Here we use RandomForestClassifier and XGBClassifier for model selection.
rf = RandomForestClassifier(n_estimators=100, random_state=42)
model_rf = baseline_model(X_train_tl, y_train_tl, X_val, y_val, rf)
model_rf['report']
xgb = XGBClassifier(n_estimators=100, seed=42)
model_xgb = baseline_model(X_train_tl, y_train_tl, X_val.as_matrix(), y_val, xgb)
model_xgb['report']
COMMENT.
Results:
RandomForestClassifier outperforms the XGBClassifier in both score and runing time. Random Forest is easier to implement in parallel.
In conclusion, our final model is RandomForestClassifier.
The hyper-paremete tuning for RandomForestClassifier is:
{bootstrap=True, class_weight=None, criterion='gini',
max_depth=None, max_features='auto', max_leaf_nodes=None,
min_impurity_decrease=0.0, min_impurity_split=None,
min_samples_leaf=1, min_samples_split=2,
min_weight_fraction_leaf=0.0, n_estimators=100, n_jobs=None,
oob_score=False, random_state=42, verbose=0, warm_start=False
}
In this section, we evaluate the final model using the test set.
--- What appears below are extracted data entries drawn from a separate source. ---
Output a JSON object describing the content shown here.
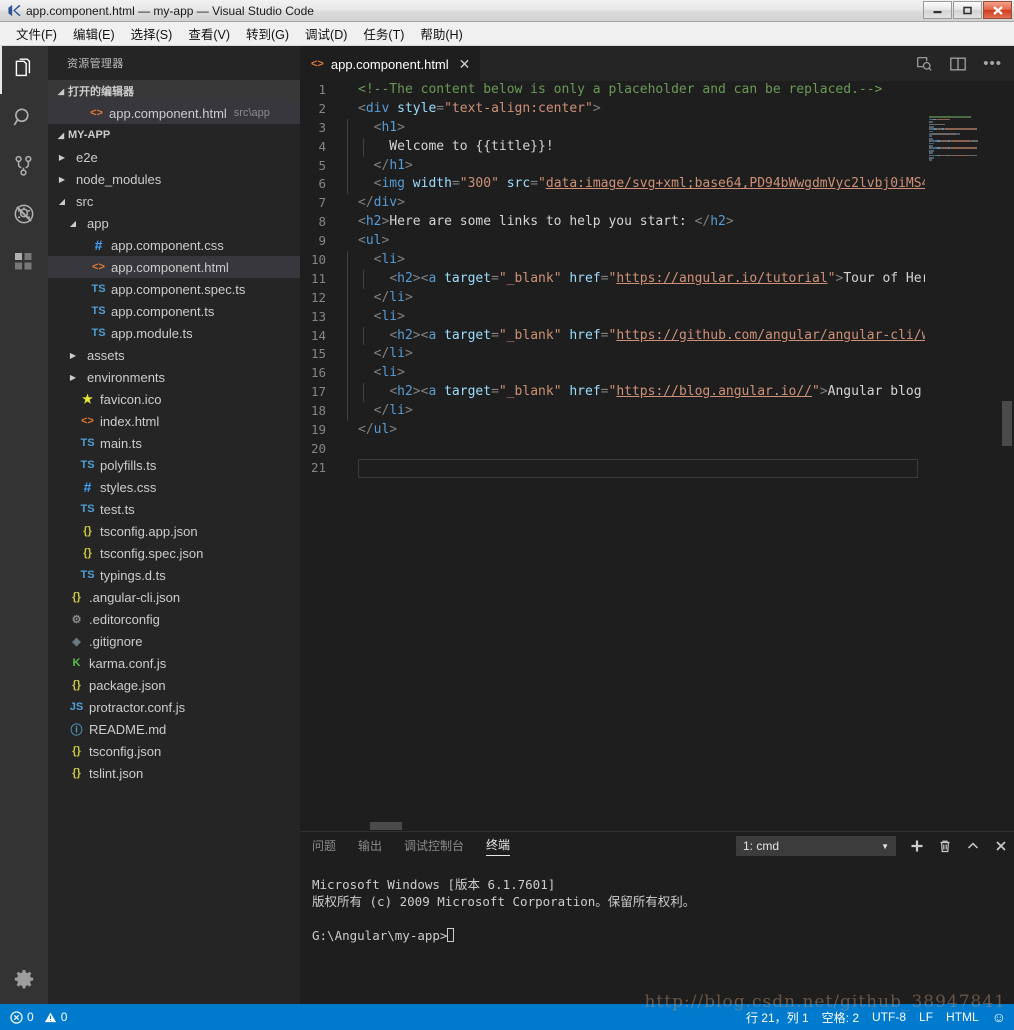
{
  "window": {
    "title": "app.component.html — my-app — Visual Studio Code",
    "logo_icon": "vscode-logo-icon",
    "minimize_label": "—",
    "maximize_label": "❐",
    "close_label": "✕"
  },
  "menubar": {
    "items": [
      {
        "label": "文件(F)",
        "name": "menu-file"
      },
      {
        "label": "编辑(E)",
        "name": "menu-edit"
      },
      {
        "label": "选择(S)",
        "name": "menu-selection"
      },
      {
        "label": "查看(V)",
        "name": "menu-view"
      },
      {
        "label": "转到(G)",
        "name": "menu-go"
      },
      {
        "label": "调试(D)",
        "name": "menu-debug"
      },
      {
        "label": "任务(T)",
        "name": "menu-tasks"
      },
      {
        "label": "帮助(H)",
        "name": "menu-help"
      }
    ]
  },
  "activitybar": {
    "items": [
      {
        "icon": "files-explorer-icon",
        "active": true
      },
      {
        "icon": "search-icon",
        "active": false
      },
      {
        "icon": "source-control-icon",
        "active": false
      },
      {
        "icon": "debug-icon",
        "active": false
      },
      {
        "icon": "extensions-icon",
        "active": false
      }
    ],
    "settings_icon": "gear-icon"
  },
  "sidebar": {
    "title": "资源管理器",
    "open_editors": {
      "header": "打开的编辑器",
      "items": [
        {
          "name": "app.component.html",
          "description": "src\\app",
          "icon": "html-file-icon"
        }
      ]
    },
    "root": {
      "header": "MY-APP",
      "tree": [
        {
          "label": "e2e",
          "type": "folder",
          "expanded": false,
          "indent": 1
        },
        {
          "label": "node_modules",
          "type": "folder",
          "expanded": false,
          "indent": 1
        },
        {
          "label": "src",
          "type": "folder",
          "expanded": true,
          "indent": 1
        },
        {
          "label": "app",
          "type": "folder",
          "expanded": true,
          "indent": 2
        },
        {
          "label": "app.component.css",
          "type": "css",
          "indent": 3
        },
        {
          "label": "app.component.html",
          "type": "html",
          "indent": 3,
          "selected": true
        },
        {
          "label": "app.component.spec.ts",
          "type": "ts",
          "indent": 3
        },
        {
          "label": "app.component.ts",
          "type": "ts",
          "indent": 3
        },
        {
          "label": "app.module.ts",
          "type": "ts",
          "indent": 3
        },
        {
          "label": "assets",
          "type": "folder",
          "expanded": false,
          "indent": 2
        },
        {
          "label": "environments",
          "type": "folder",
          "expanded": false,
          "indent": 2
        },
        {
          "label": "favicon.ico",
          "type": "star",
          "indent": 2
        },
        {
          "label": "index.html",
          "type": "html",
          "indent": 2
        },
        {
          "label": "main.ts",
          "type": "ts",
          "indent": 2
        },
        {
          "label": "polyfills.ts",
          "type": "ts",
          "indent": 2
        },
        {
          "label": "styles.css",
          "type": "css",
          "indent": 2
        },
        {
          "label": "test.ts",
          "type": "ts",
          "indent": 2
        },
        {
          "label": "tsconfig.app.json",
          "type": "json",
          "indent": 2
        },
        {
          "label": "tsconfig.spec.json",
          "type": "json",
          "indent": 2
        },
        {
          "label": "typings.d.ts",
          "type": "ts",
          "indent": 2
        },
        {
          "label": ".angular-cli.json",
          "type": "json",
          "indent": 1
        },
        {
          "label": ".editorconfig",
          "type": "gear",
          "indent": 1
        },
        {
          "label": ".gitignore",
          "type": "git",
          "indent": 1
        },
        {
          "label": "karma.conf.js",
          "type": "karma",
          "indent": 1
        },
        {
          "label": "package.json",
          "type": "json",
          "indent": 1
        },
        {
          "label": "protractor.conf.js",
          "type": "js",
          "indent": 1
        },
        {
          "label": "README.md",
          "type": "md",
          "indent": 1
        },
        {
          "label": "tsconfig.json",
          "type": "json",
          "indent": 1
        },
        {
          "label": "tslint.json",
          "type": "json",
          "indent": 1
        }
      ]
    }
  },
  "editor": {
    "tab": {
      "label": "app.component.html",
      "icon": "html-file-icon",
      "close_label": "✕"
    },
    "actions": [
      {
        "name": "split-editor-search-icon"
      },
      {
        "name": "split-editor-icon"
      },
      {
        "name": "more-actions-icon",
        "label": "•••"
      }
    ],
    "lines": [
      {
        "n": 1,
        "tokens": [
          {
            "t": "comment",
            "v": "<!--The content below is only a placeholder and can be replaced.-->"
          }
        ]
      },
      {
        "n": 2,
        "tokens": [
          {
            "t": "brk",
            "v": "<"
          },
          {
            "t": "tag",
            "v": "div"
          },
          {
            "t": "txt",
            "v": " "
          },
          {
            "t": "attr",
            "v": "style"
          },
          {
            "t": "brk",
            "v": "="
          },
          {
            "t": "str",
            "v": "\"text-align:center\""
          },
          {
            "t": "brk",
            "v": ">"
          }
        ]
      },
      {
        "n": 3,
        "indent": 1,
        "tokens": [
          {
            "t": "txt",
            "v": "  "
          },
          {
            "t": "brk",
            "v": "<"
          },
          {
            "t": "tag",
            "v": "h1"
          },
          {
            "t": "brk",
            "v": ">"
          }
        ]
      },
      {
        "n": 4,
        "indent": 2,
        "tokens": [
          {
            "t": "txt",
            "v": "    Welcome to {{title}}!"
          }
        ]
      },
      {
        "n": 5,
        "indent": 1,
        "tokens": [
          {
            "t": "txt",
            "v": "  "
          },
          {
            "t": "brk",
            "v": "</"
          },
          {
            "t": "tag",
            "v": "h1"
          },
          {
            "t": "brk",
            "v": ">"
          }
        ]
      },
      {
        "n": 6,
        "indent": 1,
        "tokens": [
          {
            "t": "txt",
            "v": "  "
          },
          {
            "t": "brk",
            "v": "<"
          },
          {
            "t": "tag",
            "v": "img"
          },
          {
            "t": "txt",
            "v": " "
          },
          {
            "t": "attr",
            "v": "width"
          },
          {
            "t": "brk",
            "v": "="
          },
          {
            "t": "str",
            "v": "\"300\""
          },
          {
            "t": "txt",
            "v": " "
          },
          {
            "t": "attr",
            "v": "src"
          },
          {
            "t": "brk",
            "v": "="
          },
          {
            "t": "str",
            "v": "\""
          },
          {
            "t": "link",
            "v": "data:image/svg+xml;base64,PD94bWwgdmVyc2lvbj0iMS4"
          }
        ]
      },
      {
        "n": 7,
        "tokens": [
          {
            "t": "brk",
            "v": "</"
          },
          {
            "t": "tag",
            "v": "div"
          },
          {
            "t": "brk",
            "v": ">"
          }
        ]
      },
      {
        "n": 8,
        "tokens": [
          {
            "t": "brk",
            "v": "<"
          },
          {
            "t": "tag",
            "v": "h2"
          },
          {
            "t": "brk",
            "v": ">"
          },
          {
            "t": "txt",
            "v": "Here are some links to help you start: "
          },
          {
            "t": "brk",
            "v": "</"
          },
          {
            "t": "tag",
            "v": "h2"
          },
          {
            "t": "brk",
            "v": ">"
          }
        ]
      },
      {
        "n": 9,
        "tokens": [
          {
            "t": "brk",
            "v": "<"
          },
          {
            "t": "tag",
            "v": "ul"
          },
          {
            "t": "brk",
            "v": ">"
          }
        ]
      },
      {
        "n": 10,
        "indent": 1,
        "tokens": [
          {
            "t": "txt",
            "v": "  "
          },
          {
            "t": "brk",
            "v": "<"
          },
          {
            "t": "tag",
            "v": "li"
          },
          {
            "t": "brk",
            "v": ">"
          }
        ]
      },
      {
        "n": 11,
        "indent": 2,
        "tokens": [
          {
            "t": "txt",
            "v": "    "
          },
          {
            "t": "brk",
            "v": "<"
          },
          {
            "t": "tag",
            "v": "h2"
          },
          {
            "t": "brk",
            "v": "><"
          },
          {
            "t": "tag",
            "v": "a"
          },
          {
            "t": "txt",
            "v": " "
          },
          {
            "t": "attr",
            "v": "target"
          },
          {
            "t": "brk",
            "v": "="
          },
          {
            "t": "str",
            "v": "\"_blank\""
          },
          {
            "t": "txt",
            "v": " "
          },
          {
            "t": "attr",
            "v": "href"
          },
          {
            "t": "brk",
            "v": "="
          },
          {
            "t": "str",
            "v": "\""
          },
          {
            "t": "link",
            "v": "https://angular.io/tutorial"
          },
          {
            "t": "str",
            "v": "\""
          },
          {
            "t": "brk",
            "v": ">"
          },
          {
            "t": "txt",
            "v": "Tour of Her"
          }
        ]
      },
      {
        "n": 12,
        "indent": 1,
        "tokens": [
          {
            "t": "txt",
            "v": "  "
          },
          {
            "t": "brk",
            "v": "</"
          },
          {
            "t": "tag",
            "v": "li"
          },
          {
            "t": "brk",
            "v": ">"
          }
        ]
      },
      {
        "n": 13,
        "indent": 1,
        "tokens": [
          {
            "t": "txt",
            "v": "  "
          },
          {
            "t": "brk",
            "v": "<"
          },
          {
            "t": "tag",
            "v": "li"
          },
          {
            "t": "brk",
            "v": ">"
          }
        ]
      },
      {
        "n": 14,
        "indent": 2,
        "tokens": [
          {
            "t": "txt",
            "v": "    "
          },
          {
            "t": "brk",
            "v": "<"
          },
          {
            "t": "tag",
            "v": "h2"
          },
          {
            "t": "brk",
            "v": "><"
          },
          {
            "t": "tag",
            "v": "a"
          },
          {
            "t": "txt",
            "v": " "
          },
          {
            "t": "attr",
            "v": "target"
          },
          {
            "t": "brk",
            "v": "="
          },
          {
            "t": "str",
            "v": "\"_blank\""
          },
          {
            "t": "txt",
            "v": " "
          },
          {
            "t": "attr",
            "v": "href"
          },
          {
            "t": "brk",
            "v": "="
          },
          {
            "t": "str",
            "v": "\""
          },
          {
            "t": "link",
            "v": "https://github.com/angular/angular-cli/w"
          }
        ]
      },
      {
        "n": 15,
        "indent": 1,
        "tokens": [
          {
            "t": "txt",
            "v": "  "
          },
          {
            "t": "brk",
            "v": "</"
          },
          {
            "t": "tag",
            "v": "li"
          },
          {
            "t": "brk",
            "v": ">"
          }
        ]
      },
      {
        "n": 16,
        "indent": 1,
        "tokens": [
          {
            "t": "txt",
            "v": "  "
          },
          {
            "t": "brk",
            "v": "<"
          },
          {
            "t": "tag",
            "v": "li"
          },
          {
            "t": "brk",
            "v": ">"
          }
        ]
      },
      {
        "n": 17,
        "indent": 2,
        "tokens": [
          {
            "t": "txt",
            "v": "    "
          },
          {
            "t": "brk",
            "v": "<"
          },
          {
            "t": "tag",
            "v": "h2"
          },
          {
            "t": "brk",
            "v": "><"
          },
          {
            "t": "tag",
            "v": "a"
          },
          {
            "t": "txt",
            "v": " "
          },
          {
            "t": "attr",
            "v": "target"
          },
          {
            "t": "brk",
            "v": "="
          },
          {
            "t": "str",
            "v": "\"_blank\""
          },
          {
            "t": "txt",
            "v": " "
          },
          {
            "t": "attr",
            "v": "href"
          },
          {
            "t": "brk",
            "v": "="
          },
          {
            "t": "str",
            "v": "\""
          },
          {
            "t": "link",
            "v": "https://blog.angular.io//"
          },
          {
            "t": "str",
            "v": "\""
          },
          {
            "t": "brk",
            "v": ">"
          },
          {
            "t": "txt",
            "v": "Angular blog"
          }
        ]
      },
      {
        "n": 18,
        "indent": 1,
        "tokens": [
          {
            "t": "txt",
            "v": "  "
          },
          {
            "t": "brk",
            "v": "</"
          },
          {
            "t": "tag",
            "v": "li"
          },
          {
            "t": "brk",
            "v": ">"
          }
        ]
      },
      {
        "n": 19,
        "tokens": [
          {
            "t": "brk",
            "v": "</"
          },
          {
            "t": "tag",
            "v": "ul"
          },
          {
            "t": "brk",
            "v": ">"
          }
        ]
      },
      {
        "n": 20,
        "tokens": []
      },
      {
        "n": 21,
        "tokens": [],
        "current": true
      }
    ]
  },
  "panel": {
    "tabs": [
      {
        "label": "问题",
        "active": false,
        "name": "panel-tab-problems"
      },
      {
        "label": "输出",
        "active": false,
        "name": "panel-tab-output"
      },
      {
        "label": "调试控制台",
        "active": false,
        "name": "panel-tab-debug-console"
      },
      {
        "label": "终端",
        "active": true,
        "name": "panel-tab-terminal"
      }
    ],
    "terminal_select": {
      "value": "1: cmd",
      "caret": "▼"
    },
    "actions": [
      {
        "name": "new-terminal-icon",
        "label": "＋"
      },
      {
        "name": "kill-terminal-icon",
        "label": "🗑"
      },
      {
        "name": "maximize-panel-icon",
        "label": "︿"
      },
      {
        "name": "close-panel-icon",
        "label": "✕"
      }
    ],
    "terminal_lines": [
      "Microsoft Windows [版本 6.1.7601]",
      "版权所有 (c) 2009 Microsoft Corporation。保留所有权利。",
      "",
      "G:\\Angular\\my-app>"
    ]
  },
  "statusbar": {
    "errors_icon": "error-circle-icon",
    "errors": "0",
    "warnings_icon": "warning-triangle-icon",
    "warnings": "0",
    "right_items": [
      {
        "label": "行 21，列 1",
        "name": "status-cursor-position"
      },
      {
        "label": "空格: 2",
        "name": "status-indentation"
      },
      {
        "label": "UTF-8",
        "name": "status-encoding"
      },
      {
        "label": "LF",
        "name": "status-eol"
      },
      {
        "label": "HTML",
        "name": "status-language-mode"
      },
      {
        "label": "☺",
        "name": "status-feedback-smiley-icon"
      }
    ]
  },
  "watermark": {
    "text": "http://blog.csdn.net/github_38947841"
  },
  "colors": {
    "accent": "#007acc",
    "editor_bg": "#1e1e1e",
    "sidebar_bg": "#252526",
    "activitybar_bg": "#333333"
  }
}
final_model = RandomForestClassifier(n_estimators=100, random_state=42)
final_result = baseline_model(X_train_tl, y_train_tl, X_test, y_test, final_model)
final_result['report']['macro avg']
Our final evaluation f1-score avg=macro on a held-out test set is 57.28%.
The time for training and prediction is 501 seconds.